Friday, 2 November 2012

The Scarlet and the Black (1983) - ★★★★

 Director: Jerry London
 Writers: David Butler (screenplay), J.P. Gallagher (novel)
  Stars: Gregory Peck, Chrisopher Plummer, Sir John Gielgud

To my astonishment, The Scarlet and the Black is a TV movie. I am astounded for many reasons, one being the brilliant quality of the cinematography. Another being the legendary actors that are cast in the film. It fully looks like a motion picture, which is an achievement in itself.

The story follows Monsignor Hugh O'Flaherty (Gregory Peck), the leader of an underground operation which hides allied POWs from Germans occupying Rome during WWII. The Chief of the Gestapo in Rome, Lieutenant Colonel Herbert Kapplar (Christopher Plummer), orders that the priest is to be captured or killed if he is seen outside the protection of the Vatican Walls. This film also stars the legendary Sir John Gielgud as Pope Pius XII, who tries to maintain the Vatican's neutrality in his dealing with the Germans whilst also doing what he can to help the church.

There is a great deal of things I liked about this film. I'm not a Catholic, but I don't appreciate people saying that the Catholic Church (particularly The Vatican) did nothing to protect those who needed help. That is not the case, for there were countless numbers of Catholic priests and adherents who helped whoever they could throughout WWII. What this film did was reveal the impact that one priest had on many POWs, saving so many lives and risking his own. It also revealed the motive of Pope Pius XII's neutrality, which was to protect his church. Hitler would have taken over the Vatican and instated a new Pope that supported his views had Pius not declared neutrality.

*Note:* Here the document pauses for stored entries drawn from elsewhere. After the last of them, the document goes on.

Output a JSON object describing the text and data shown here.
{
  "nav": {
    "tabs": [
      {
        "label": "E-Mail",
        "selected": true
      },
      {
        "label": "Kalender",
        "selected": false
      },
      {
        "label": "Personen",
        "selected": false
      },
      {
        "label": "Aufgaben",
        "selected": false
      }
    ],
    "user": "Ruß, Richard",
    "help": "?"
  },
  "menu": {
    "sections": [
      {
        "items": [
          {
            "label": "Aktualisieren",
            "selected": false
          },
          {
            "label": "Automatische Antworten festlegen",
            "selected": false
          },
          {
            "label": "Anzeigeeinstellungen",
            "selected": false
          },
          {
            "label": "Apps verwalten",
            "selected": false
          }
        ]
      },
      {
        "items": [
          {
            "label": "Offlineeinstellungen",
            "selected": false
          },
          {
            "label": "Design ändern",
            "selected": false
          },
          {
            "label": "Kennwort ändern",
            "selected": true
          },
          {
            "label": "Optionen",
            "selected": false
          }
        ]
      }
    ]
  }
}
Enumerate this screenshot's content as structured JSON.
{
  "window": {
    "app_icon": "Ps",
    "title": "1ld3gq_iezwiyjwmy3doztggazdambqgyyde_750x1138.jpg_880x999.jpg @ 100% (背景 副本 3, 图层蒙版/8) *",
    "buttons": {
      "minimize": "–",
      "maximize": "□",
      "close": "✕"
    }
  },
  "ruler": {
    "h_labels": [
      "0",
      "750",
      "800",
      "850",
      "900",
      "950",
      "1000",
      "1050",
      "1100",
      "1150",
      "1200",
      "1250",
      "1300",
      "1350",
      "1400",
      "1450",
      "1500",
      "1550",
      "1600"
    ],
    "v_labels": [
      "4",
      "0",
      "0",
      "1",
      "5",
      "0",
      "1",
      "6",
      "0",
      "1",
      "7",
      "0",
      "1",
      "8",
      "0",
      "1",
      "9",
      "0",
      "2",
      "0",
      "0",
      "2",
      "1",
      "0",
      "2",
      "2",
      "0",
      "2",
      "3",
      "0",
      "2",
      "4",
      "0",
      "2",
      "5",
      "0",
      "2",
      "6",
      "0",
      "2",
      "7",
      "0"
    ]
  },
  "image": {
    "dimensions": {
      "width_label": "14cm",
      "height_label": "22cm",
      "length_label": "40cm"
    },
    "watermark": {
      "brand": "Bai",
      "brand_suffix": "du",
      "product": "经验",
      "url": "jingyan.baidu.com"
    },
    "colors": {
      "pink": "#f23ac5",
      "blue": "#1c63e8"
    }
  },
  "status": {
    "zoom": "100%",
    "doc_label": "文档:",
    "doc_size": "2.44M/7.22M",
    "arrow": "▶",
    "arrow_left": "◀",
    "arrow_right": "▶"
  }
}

There were Oscar worthy performances in this film. Gregory Peck was as good he's ever been playing the Irish priest. The same accolades go to Christopher Plummer. Had this been a motion picture, Plummer would have certainly nabbed a nomination for Best Supporting Actor. There was something really incredible about the way he could look furious through his eyes. In one scene, he stood perfectly still across from the Pope, just staring at him. This stare had more importance than a whole screenplay worth of dialogue. It was saying "You just try and stop me." The chemistry between Peck and Plummer was a joy to see, it truly was a match made in heaven. I might also add that Gielgud played an extremely convincing and warm Pope Pius XII. 

The story is both interesting and thrilling, seeing one priest rebel against the Gestapo to save the lives of many. This was made all the more thrilling by the excellent performances from three of the best actors of all time. Add in some great cinematography and great music from Ennio Morricone, then you've got yourself a truly entertaining movie in The Scarlet and The Black.